DIB has Dh223.7 billion in total assets while Noor Bank has Dh50.7 billion in assets, giving the potential new entity total assets of Dh274.4 billion, as per their latest financial statements for 2018.
Both banks are majority owned by the Dubai government or related entities. The Investment Corporation of Dubai (ICD) owns a 28.37 per cent stake in DIB and 23 per cent in Noor Bank.
For 2018, DIB has reported an 11 per cent year-on-year increase in profits of Dh5 billion, the highest earnings reported in 2018 among its peers, while Noor Bank reported a net profit of Dh601 million. Abu Dhabi Islamic Bank recorded earning of Dh2.5 billion, up 8.7 per cent, while Emirates Islamic Bank’s profits grew 32 per cent to Dh924.26 million. Sharjah Islamic Bank and Ajman Bank reported profits of Dh510.37 million and Dh170 million, respectively.

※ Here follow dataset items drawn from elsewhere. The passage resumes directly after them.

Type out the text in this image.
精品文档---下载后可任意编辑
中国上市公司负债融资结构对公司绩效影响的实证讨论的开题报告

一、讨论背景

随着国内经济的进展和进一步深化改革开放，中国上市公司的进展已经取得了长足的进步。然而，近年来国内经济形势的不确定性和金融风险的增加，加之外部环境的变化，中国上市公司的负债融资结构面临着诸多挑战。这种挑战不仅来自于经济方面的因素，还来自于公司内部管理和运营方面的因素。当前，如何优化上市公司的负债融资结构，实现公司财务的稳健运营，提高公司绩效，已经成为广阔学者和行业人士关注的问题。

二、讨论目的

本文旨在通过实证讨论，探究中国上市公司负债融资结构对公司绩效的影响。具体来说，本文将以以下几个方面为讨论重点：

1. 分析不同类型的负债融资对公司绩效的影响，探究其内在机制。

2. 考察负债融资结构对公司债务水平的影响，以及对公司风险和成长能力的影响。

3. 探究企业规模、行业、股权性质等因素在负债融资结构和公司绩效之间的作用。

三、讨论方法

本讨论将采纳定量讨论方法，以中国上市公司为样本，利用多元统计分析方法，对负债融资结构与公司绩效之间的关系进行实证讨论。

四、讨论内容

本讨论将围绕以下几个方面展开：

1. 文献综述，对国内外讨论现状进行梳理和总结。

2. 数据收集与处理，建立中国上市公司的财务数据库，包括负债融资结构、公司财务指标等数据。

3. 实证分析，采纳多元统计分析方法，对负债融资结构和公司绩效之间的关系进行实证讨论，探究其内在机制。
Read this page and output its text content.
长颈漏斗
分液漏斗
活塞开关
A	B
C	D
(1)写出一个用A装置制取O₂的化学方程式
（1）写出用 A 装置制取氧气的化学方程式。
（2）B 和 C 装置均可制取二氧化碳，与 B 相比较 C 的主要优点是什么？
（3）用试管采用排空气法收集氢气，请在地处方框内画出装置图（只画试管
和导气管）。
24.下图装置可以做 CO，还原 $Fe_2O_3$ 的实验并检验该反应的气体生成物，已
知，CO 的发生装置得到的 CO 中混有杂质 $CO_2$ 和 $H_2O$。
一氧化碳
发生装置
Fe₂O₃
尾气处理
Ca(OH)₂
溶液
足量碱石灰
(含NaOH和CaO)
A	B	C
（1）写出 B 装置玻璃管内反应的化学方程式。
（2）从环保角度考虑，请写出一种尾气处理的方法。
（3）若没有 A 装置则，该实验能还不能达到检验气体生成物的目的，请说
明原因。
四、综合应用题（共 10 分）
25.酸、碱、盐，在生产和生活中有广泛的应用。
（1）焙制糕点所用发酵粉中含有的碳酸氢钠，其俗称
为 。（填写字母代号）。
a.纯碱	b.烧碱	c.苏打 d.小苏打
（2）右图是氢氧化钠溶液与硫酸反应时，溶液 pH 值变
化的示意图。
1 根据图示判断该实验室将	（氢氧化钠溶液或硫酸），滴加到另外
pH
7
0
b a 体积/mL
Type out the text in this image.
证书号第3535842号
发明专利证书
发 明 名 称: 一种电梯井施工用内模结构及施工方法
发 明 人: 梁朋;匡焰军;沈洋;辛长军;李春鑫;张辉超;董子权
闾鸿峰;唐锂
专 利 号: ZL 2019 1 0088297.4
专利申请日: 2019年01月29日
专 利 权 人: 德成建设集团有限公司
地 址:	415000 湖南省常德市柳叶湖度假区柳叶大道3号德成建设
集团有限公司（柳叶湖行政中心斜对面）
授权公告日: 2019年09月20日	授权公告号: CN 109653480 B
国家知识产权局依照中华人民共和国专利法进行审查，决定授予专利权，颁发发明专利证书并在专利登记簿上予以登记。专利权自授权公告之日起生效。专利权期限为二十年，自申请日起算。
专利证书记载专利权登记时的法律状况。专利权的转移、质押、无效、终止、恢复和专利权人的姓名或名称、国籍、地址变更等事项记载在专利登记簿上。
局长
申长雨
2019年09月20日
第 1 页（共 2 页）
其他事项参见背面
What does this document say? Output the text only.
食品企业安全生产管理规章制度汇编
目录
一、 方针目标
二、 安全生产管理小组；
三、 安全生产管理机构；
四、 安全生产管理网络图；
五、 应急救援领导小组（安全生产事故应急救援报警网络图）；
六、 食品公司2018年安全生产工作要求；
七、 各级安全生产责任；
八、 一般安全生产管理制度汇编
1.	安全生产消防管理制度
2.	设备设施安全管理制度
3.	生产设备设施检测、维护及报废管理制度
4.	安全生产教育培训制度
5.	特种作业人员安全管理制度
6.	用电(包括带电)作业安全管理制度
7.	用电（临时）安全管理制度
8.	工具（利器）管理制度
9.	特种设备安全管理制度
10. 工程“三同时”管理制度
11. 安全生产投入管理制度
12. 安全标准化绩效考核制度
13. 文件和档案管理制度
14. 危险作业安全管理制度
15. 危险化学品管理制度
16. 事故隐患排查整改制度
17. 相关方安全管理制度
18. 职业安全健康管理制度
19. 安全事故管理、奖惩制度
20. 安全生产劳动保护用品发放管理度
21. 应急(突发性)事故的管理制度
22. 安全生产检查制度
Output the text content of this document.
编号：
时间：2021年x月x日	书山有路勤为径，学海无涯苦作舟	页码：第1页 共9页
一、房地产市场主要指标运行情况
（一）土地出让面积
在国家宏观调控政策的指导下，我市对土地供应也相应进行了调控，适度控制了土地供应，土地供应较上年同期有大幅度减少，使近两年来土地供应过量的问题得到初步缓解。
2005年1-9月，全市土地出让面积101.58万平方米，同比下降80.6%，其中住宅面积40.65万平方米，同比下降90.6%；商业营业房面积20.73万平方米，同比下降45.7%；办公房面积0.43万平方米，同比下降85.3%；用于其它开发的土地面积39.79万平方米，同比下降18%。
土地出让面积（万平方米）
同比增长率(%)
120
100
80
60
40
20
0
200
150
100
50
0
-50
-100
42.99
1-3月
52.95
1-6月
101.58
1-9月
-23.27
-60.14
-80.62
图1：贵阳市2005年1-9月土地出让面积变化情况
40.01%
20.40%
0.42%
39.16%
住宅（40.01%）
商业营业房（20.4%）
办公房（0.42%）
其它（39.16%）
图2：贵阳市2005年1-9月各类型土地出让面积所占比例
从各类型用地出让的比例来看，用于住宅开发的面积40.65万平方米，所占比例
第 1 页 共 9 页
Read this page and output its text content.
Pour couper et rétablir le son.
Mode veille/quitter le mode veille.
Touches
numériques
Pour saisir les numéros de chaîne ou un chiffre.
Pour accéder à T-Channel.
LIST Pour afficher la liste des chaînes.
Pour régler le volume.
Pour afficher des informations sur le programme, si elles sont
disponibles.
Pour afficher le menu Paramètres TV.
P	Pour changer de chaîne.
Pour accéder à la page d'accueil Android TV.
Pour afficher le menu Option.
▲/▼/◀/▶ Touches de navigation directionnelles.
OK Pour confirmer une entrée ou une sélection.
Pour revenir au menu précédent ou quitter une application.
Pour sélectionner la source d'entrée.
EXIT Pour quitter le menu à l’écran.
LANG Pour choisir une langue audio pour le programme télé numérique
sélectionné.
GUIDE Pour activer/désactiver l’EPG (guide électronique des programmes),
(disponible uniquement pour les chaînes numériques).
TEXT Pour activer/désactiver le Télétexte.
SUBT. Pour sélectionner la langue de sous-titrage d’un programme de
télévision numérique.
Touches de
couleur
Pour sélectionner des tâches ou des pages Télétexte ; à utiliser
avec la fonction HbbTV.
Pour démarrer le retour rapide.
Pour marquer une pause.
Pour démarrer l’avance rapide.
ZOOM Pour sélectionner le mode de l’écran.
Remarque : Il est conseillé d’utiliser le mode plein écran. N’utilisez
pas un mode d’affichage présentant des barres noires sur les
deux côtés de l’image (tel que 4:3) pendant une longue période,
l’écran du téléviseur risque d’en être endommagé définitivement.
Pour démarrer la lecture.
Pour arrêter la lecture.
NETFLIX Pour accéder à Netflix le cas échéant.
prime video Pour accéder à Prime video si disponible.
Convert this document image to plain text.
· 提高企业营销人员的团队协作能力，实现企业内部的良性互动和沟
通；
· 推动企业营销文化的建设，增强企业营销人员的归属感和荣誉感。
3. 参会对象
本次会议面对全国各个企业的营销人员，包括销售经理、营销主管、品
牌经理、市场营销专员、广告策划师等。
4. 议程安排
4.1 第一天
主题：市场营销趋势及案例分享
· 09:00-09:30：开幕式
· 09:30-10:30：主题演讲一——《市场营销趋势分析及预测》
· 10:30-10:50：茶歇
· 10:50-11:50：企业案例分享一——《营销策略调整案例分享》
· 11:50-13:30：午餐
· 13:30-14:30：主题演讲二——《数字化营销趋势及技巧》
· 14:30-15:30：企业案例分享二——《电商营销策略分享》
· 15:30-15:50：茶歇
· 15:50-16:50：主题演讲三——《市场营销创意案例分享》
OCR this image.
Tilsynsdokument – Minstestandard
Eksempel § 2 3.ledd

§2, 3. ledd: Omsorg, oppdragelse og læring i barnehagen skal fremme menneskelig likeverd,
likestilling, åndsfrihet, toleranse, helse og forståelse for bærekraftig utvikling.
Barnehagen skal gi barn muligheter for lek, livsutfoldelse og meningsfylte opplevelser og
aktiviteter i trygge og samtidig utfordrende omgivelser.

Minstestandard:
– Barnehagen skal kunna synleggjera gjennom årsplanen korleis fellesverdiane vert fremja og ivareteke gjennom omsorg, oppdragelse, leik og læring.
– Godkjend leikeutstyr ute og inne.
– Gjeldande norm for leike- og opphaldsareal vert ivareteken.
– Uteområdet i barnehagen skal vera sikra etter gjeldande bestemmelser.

Reports by Bloomberg said that DIB had held preliminary talks with its smaller rival Noor Bank’s shareholders, which were at the early stages.
EFG Hermes said last week that acquiring Noor Bank by DIB would be a positive move for the buyer, while further consolidation would benefit the UAE’s overcrowded banking sector.
The Egyptian investment bank said there is room for more tie-ups among local lenders as the UAE is overbanked with 22 local and 38 foreign banks, most of which have “sub-optimal” market shares.
The latest merger prospect is the latest in a spate of consolidation the UAE banking sector has been witnessing over the past few years. Abu Dhabi Commercial Bank is in the process of merging with Union National Bank and taking over Al Hilal Bank, to create the third-biggest banking entity in the country. Banks in Saudi Arabia, Kuwait and Bahrain are also holding merger talks.
Islamic banks listed on the Dubai Financial Market (DFM) and the Abu Dhabi Securities Exchange (ADX) registered a 13.7 per cent year-on-year profit increase in 2018. Their combined net profits surged to Dh9 billion from Dh7.93 billion in 2017, according to latest available data. Total assets of Islamic banks operating in the UAE grew 5.4 per cent to Dh474.96 billion in 2018, versus compared to Dh450.475 billion in 2017.